Tourism partners working collaboratively to create more return visitors
Canada’s visitor economy is still smarting from a post-2020 hangover but Jasper’s destination marketing organization (DMO) says it is developing a strategic plan to help the community earn back its market share.
Despite the challenges of inflation, crushing household debt among Canadians and weak U.S. consumer confidence, Tourism Jasper is aggressively marketing Jasper as the premiere Rockies destination and is aiming to provide more outstanding experiences to visitors, which will compel them to return, according to its president and CEO.
“We believe we have an opportunity to generate a higher-than-previously-experienced return visitation,” Tourism Jasper’s James Jackson told Jasper municipal council on December 13. “But the next two years will be hard.”
Training its sights on an 80 per cent average, year-round occupancy rate by 2027, Tourism Jasper believes the community can flatten out the current peaks in visitation (July and August) while raising our current valleys (November/April); to do so, Jackson argued for a collaborative approach.
“When visitors leave Jasper, they don’t go home having just enjoyed a Parks Canada experience or a Tourism Jasper experience or a municipal experience, they leave having had a Jasper experience,” he said, adding that it’s important to remember this is one community and one destination.
“We want to align and unify the destination,” he said. “We have an opportunity to create a lot of value but it will only be as good as our ability to execute it.”
While Jasper municipal council works to advance its transportation strategy, housing priorities and obtain land-use and planning authority from Parks Canada, Tourism Jasper is evolving to become more community-facing, Jackson said.
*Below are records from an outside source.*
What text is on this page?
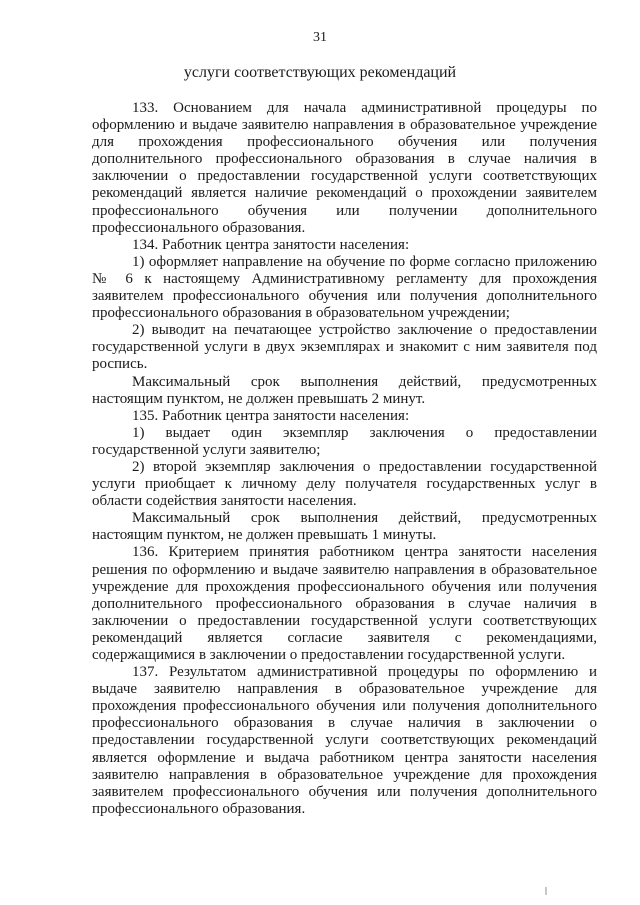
31
услуги соответствующих рекомендаций

133. Основанием для начала административной процедуры по оформлению и выдаче заявителю направления в образовательное учреждение для прохождения профессионального обучения или получения дополнительного профессионального образования в случае наличия в заключении о предоставлении государственной услуги соответствующих рекомендаций является наличие рекомендаций о прохождении заявителем профессионального обучения или получении дополнительного профессионального образования.

134. Работник центра занятости населения:

1) оформляет направление на обучение по форме согласно приложению № 6 к настоящему Административному регламенту для прохождения заявителем профессионального обучения или получения дополнительного профессионального образования в образовательном учреждении;

2) выводит на печатающее устройство заключение о предоставлении государственной услуги в двух экземплярах и знакомит с ним заявителя под роспись.

Максимальный срок выполнения действий, предусмотренных настоящим пунктом, не должен превышать 2 минут.

135. Работник центра занятости населения:

1) выдает один экземпляр заключения о предоставлении государственной услуги заявителю;

2) второй экземпляр заключения о предоставлении государственной услуги приобщает к личному делу получателя государственных услуг в области содействия занятости населения.

Максимальный срок выполнения действий, предусмотренных настоящим пунктом, не должен превышать 1 минуты.

136. Критерием принятия работником центра занятости населения решения по оформлению и выдаче заявителю направления в образовательное учреждение для прохождения профессионального обучения или получения дополнительного профессионального образования в случае наличия в заключении о предоставлении государственной услуги соответствующих рекомендаций является согласие заявителя с рекомендациями, содержащимися в заключении о предоставлении государственной услуги.

137. Результатом административной процедуры по оформлению и выдаче заявителю направления в образовательное учреждение для прохождения профессионального обучения или получения дополнительного профессионального образования в случае наличия в заключении о предоставлении государственной услуги соответствующих рекомендаций является оформление и выдача работником центра занятости населения заявителю направления в образовательное учреждение для прохождения заявителем профессионального обучения или получения дополнительного профессионального образования.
The DMO already spends 27 per cent of its budget in Jasper, but wants to be more involved and do a better job of telling that story.
“Even though you don’t see a lot of the stuff we do, a quarter [of our budget] is spent in Jasper, on events, activations and programs,” he said.
In his update to council, Jackson pointed out the external challenges to Jasper’s road ahead in 2023—a still-struggling regional clientele, for example, and slumping air travel and cruise industries. He reminded his audience that Jasper’s business community will bear the brunt of those externalities and predicted Jasper’s visitor economy won’t see substantive growth until 2025.
“If there’s one thing to leave you with today is to have a bit of understanding for the main street businesses who are going to feel it the most,” he said.